Handy-Netzbetreiber im Dilemma
"Aufklärungsbedarf gegenüber der Öffentlichkeit" orten Österreichs Mobilfunkbetreiber mobilkom austria, max.mobil, ONE und tele.ring rund um den Überwachungsauftrag der Kärntner Ratskammer nach einer Einbruchsserie.
Daher wollen die Netzbetreiber "auf breiter Basis den Dialog mit Politik, Gesetzgebung und Verwaltung aufnehmen". Ziel sei es, sowohl den Schutz der Kundendaten als auch die effektive Verbrechensbekämpfung zu gewährleisten.

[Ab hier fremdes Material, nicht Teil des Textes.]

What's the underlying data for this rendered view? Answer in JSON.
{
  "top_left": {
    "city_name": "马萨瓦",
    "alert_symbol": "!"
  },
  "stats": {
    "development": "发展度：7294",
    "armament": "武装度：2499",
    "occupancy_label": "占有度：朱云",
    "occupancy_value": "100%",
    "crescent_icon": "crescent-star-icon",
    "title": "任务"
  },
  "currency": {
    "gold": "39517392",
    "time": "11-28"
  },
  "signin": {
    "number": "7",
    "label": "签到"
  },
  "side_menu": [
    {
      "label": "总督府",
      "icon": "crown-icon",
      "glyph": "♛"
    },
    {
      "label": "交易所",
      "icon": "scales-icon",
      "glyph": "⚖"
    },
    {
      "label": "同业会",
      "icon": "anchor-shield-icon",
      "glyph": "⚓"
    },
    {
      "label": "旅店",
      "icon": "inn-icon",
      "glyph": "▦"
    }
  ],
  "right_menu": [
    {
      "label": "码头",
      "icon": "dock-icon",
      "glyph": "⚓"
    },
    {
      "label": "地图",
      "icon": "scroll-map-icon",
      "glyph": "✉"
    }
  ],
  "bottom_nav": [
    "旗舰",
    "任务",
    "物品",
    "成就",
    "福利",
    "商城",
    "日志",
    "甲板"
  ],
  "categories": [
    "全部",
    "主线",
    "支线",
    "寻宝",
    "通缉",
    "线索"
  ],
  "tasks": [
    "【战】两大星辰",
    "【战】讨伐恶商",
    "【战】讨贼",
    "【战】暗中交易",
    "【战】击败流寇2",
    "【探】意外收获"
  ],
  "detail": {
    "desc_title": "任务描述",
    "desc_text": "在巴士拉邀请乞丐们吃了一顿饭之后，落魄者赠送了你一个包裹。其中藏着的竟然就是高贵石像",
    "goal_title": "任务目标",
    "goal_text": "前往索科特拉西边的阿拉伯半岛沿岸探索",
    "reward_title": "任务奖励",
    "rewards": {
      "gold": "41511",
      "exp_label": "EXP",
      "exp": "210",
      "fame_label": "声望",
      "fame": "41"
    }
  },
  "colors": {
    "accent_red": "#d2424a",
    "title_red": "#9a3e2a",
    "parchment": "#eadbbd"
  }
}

Dabei bestehe aber ein "umfangreicher Verbesserungsbedarf", der derzeitigen Regelungen.
Laut Informationen, die der Abgeordnete Peter Pilz [Grüne] vor rund einer Woche bei einer Pressekonferenz bekannt gab, versuchte das Kärtner Landesgendarmeriekommando eine Massenauswertung der Rufdaten von etwa 130.000 Gesprächen. In den Funkzellen rund um die Schauplätze dreier Überfälle in Kärnten wurden im fraglichen Zeitraum rund 200.000 Telefonate geführt, einen Großteil dieser Daten - wer mit wem wann telefoniert hatte - bekam die Gendarmerie auch von den Netzbetreibern.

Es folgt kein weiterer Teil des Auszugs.